Tehran has strongly condemned a US court’s decision to sentence an Iranian national to five years in prison, as “illegal and unacceptable.”
Addressing reporters on Tuesday, Iran’s Foreign Ministry spokesman Ramin Mehman-Parast said that Tehran would make serious diplomatic efforts to secure the release of Amir-Hossein Ardebili.
“The information we have received about Mr. Ardebili shows that he is going to be condemned to time in prison in an illegal manner,” he said, during the press briefing.
“We will definitely disagree with that. This is illegal and we are trying our best to ensure that the court revokes this illegitimate verdict,” he added.
Mehman-Parast’s comments came after a US District Court in Wilmington, Delaware, handed out a five-year term to Ardebili based on prosecutor’s claim that he had “secretly pleaded guilty” to arms smuggling and weapons export charges.
Ardebili was abducted in the Republic of Georgia in October 2007 and handed over to the US government in January 2008.
Iran, however, has condemned the whole ordeal arguing that based on international law officials in Tbilisi were obliged to extradite the Iranian national to the Islamic Republic, instead of giving him up to US agents.
According to claims made by US prosecutors, Ardebili had to face trial for seeking to acquire military equipment, such as aircraft parts and night vision devices, for Iran.
This is while the purchase of parts for F-4 fighter planes through a mediator is not defined as a criminal offense in international law.
Additionally, international regulations do not allow the US government to abduct Iranian nationals from other countries based on these charges.
Ardebili is one of 11 Iranian nationals who have been kidnapped under suspicious circumstances outside of Iran’s borders.
Alireza Asgari, Shahram Amiri, and Iran’s former ambassador to Jordon Nasrollah Tajik are among the other victims.

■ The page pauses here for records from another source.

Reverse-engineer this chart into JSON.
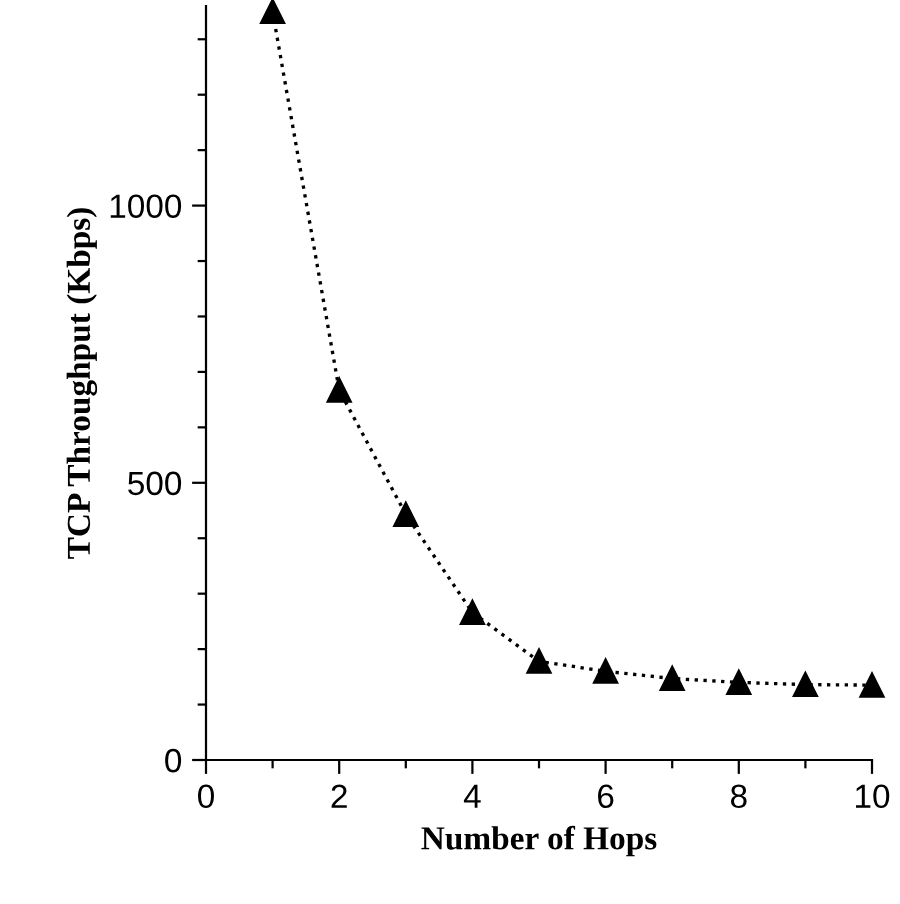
{
  "chart_data": {
    "type": "line",
    "xlabel": "Number of Hops",
    "ylabel": "TCP Throughput (Kbps)",
    "x": [
      1,
      2,
      3,
      4,
      5,
      6,
      7,
      8,
      9,
      10
    ],
    "series": [
      {
        "color": "#000000",
        "values": [
          1350,
          667,
          443,
          266,
          178,
          160,
          147,
          140,
          136,
          135
        ]
      }
    ],
    "marker": "triangle",
    "line_style": "dotted",
    "grid": false,
    "legend": false,
    "xlim": [
      0,
      10
    ],
    "ylim": [
      0,
      1360
    ],
    "xticks": [
      0,
      {
        "value": 1,
        "label": null
      },
      2,
      {
        "value": 3,
        "label": null
      },
      4,
      {
        "value": 5,
        "label": null
      },
      6,
      {
        "value": 7,
        "label": null
      },
      8,
      {
        "value": 9,
        "label": null
      },
      10
    ],
    "yticks": [
      0,
      {
        "value": 100,
        "label": null
      },
      {
        "value": 200,
        "label": null
      },
      {
        "value": 300,
        "label": null
      },
      {
        "value": 400,
        "label": null
      },
      500,
      {
        "value": 600,
        "label": null
      },
      {
        "value": 700,
        "label": null
      },
      {
        "value": 800,
        "label": null
      },
      {
        "value": 900,
        "label": null
      },
      1000,
      {
        "value": 1100,
        "label": null
      },
      {
        "value": 1200,
        "label": null
      },
      {
        "value": 1300,
        "label": null
      }
    ]
  }
}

Asgari was abducted in Turkey in December 9, 2007. Amiri went missing while on a pilgrimage to Medina around six months ago. Tajik was also taken into British custody, where he still remains, in November 2006 after disappearing in France.
At the Tuesday press conference, Mehman-Parast also brought up Amiri’s case and said that US intelligence was aware of his whereabouts.